(Trinidad Express) Embarrassing!
This was the reaction yesterday of former diplomat and head of the Public Service Reginald Dumas to what he described as “particularly glaring protocol lapses” which occurred during the three-day visit of Chinese President Xi Jinping and First Lady Peng Liyuan.
“We have been making a lot of protocol lapses and I am confident that a lot of them are totally avoidable,” Dumas said.
He added that he was embarrassed as a citizen and as someone who has served Trinidad and Tobago at home and abroad for decades.
“I don’t like to see these kinds of things because it damages the image of the country.”
Dumas said he had noticed a number of protocol lapses within recent times which are rather worrying. But with the Chinese President, he said, even persons who are not normally familiar with all the details of protocol noticed that things were so glaringly wrong.
He said he got e-mails on the matter.
“You had the Chinese President arriving in rain. I would have thought there would have been some kind of canopy over the red carpet…there was none. I was also surprised to see the President (Xi) himself holding an umbrella over his head and that of his wife’s head. I have never seen this before. Where were our (protocol) people?” Dumas asked.
He said two protocol persons should have gone on board the aircraft with umbrellas, one for the Chinese head of state and another for the first lady.
Dumas said people also noticed the Chinese President walking not with our President, but with the Prime Minister slightly behind him and the President of Trinidad and Tobago Anthony Carmona “somewhere in the back”. “What’s going on? What is this?” he asked.
Noting that the contract of Lenore Dorset (a former chief of protocol who had been employed by the President’s Office) was not renewed, he wondered aloud who was the protocol person now advising the President.
“Is there one (such person)?”
He said that protocol person, in liaison with the embassy or high commission of the country from which the visiting dignitary is coming, along with the Ministry of Foreign Affairs, would normally plan the protocol aspects of the visit.
“And those persons sit down and plan that (the protocol aspect) down to the very last detail—at what time the arrival is, at which time the President and First Lady come down the steps of the aircraft and so on.”
Dumas said his understanding is that there is no protocol officer currently attached to the Office of the President.
He also pointed to the fact that at the media briefing at the Diplomatic Centre in St Ann’s on Saturday, President Xi was called upon to speak first before the Prime Minister (who gave her address after him).
“Who advised Andy Johnson (of Government Information Services)? Andy is not a protocol expert.

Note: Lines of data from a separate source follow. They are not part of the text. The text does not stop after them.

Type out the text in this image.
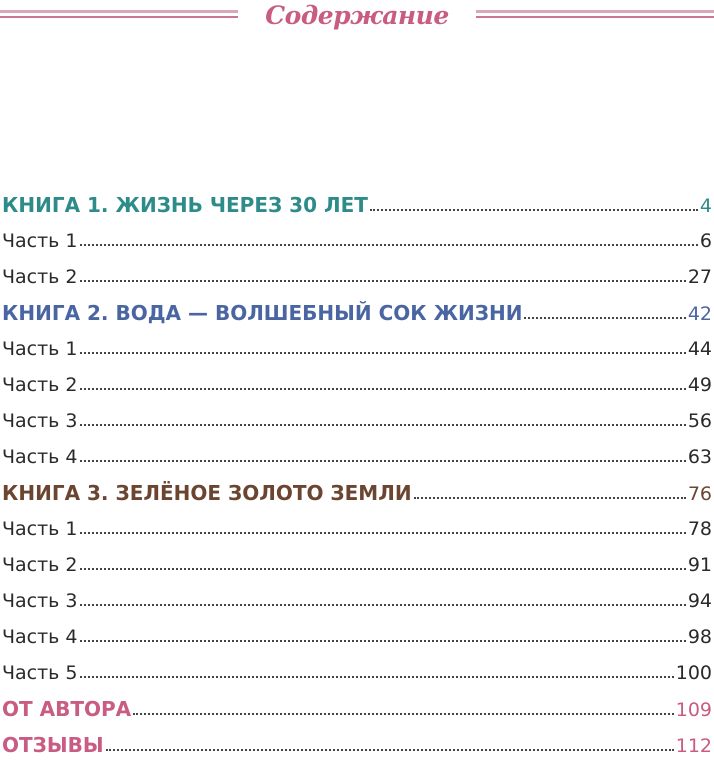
Содержание
КНИГА 1. ЖИЗНЬ ЧЕРЕЗ 30 ЛЕТ	4
Часть 1	6
Часть 2	27
КНИГА 2. ВОДА — ВОЛШЕБНЫЙ СОК ЖИЗНИ	42
Часть 1	44
Часть 2	49
Часть 3	56
Часть 4	63
КНИГА 3. ЗЕЛЁНОЕ ЗОЛОТО ЗЕМЛИ	76
Часть 1	78
Часть 2	91
Часть 3	94
Часть 4	98
Часть 5	100
ОТ АВТОРА	109
ОТЗЫВЫ	112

Was there the meeting of minds with the President’s office, the Ministry of Foreign Affairs and the embassy of China? I don’t know. Because all of this should have been worked out in great detail…and written down.
“Clearly Johnson was not so advised because he promptly calls on the President of China (to speak before the Prime Minister), much to the President’s consternation.
“How can the guest speak before the host?” Dumas asked.
Johnson apologised for the protocol breach, taking full personal ownership for the error and saying that to err was human and to forgive was divine.
Said Dumas: “My general reaction to all these lapses I have been seeing domestically, and now internationally, is one of dismay and wonderment that more than 50 years after independence, we should be making these elementary errors.
“And therefore it is absolutely essential for the President (of Trinidad and Tobago) to have a protocol expert. That person should be in constant touch for domestic events with the protocol officer of the Ministry of Foreign Affairs and where the visit of a foreigner is concerned, (that person needs) to be also in touch with the embassy or high commission or the representative (of the country of the visiting VIP) so that we can avoid these mistakes.
“One would always make mistakes…but these are avoidable mistakes. And as someone who has spent so long in the foreign service at home and abroad, I am embarrassed.
“This is not rocket science. And this is not the first Head of State that we have received in this country over the last 50 years.”
Dumas said up to yesterday morning he was talking to a number of people and wondering how he could go about getting people to understand what is the correct thing to do.
Attempts to contact Foreign Affairs Minister Winston Dookeran, who is out of the country, were futile.
The Express had no success in reaching Roodal Moonilal, who often acts as Foreign Affairs Minister, former foreign affairs minister Suruj Rambachan and Communications Minister Jamal Mohammed.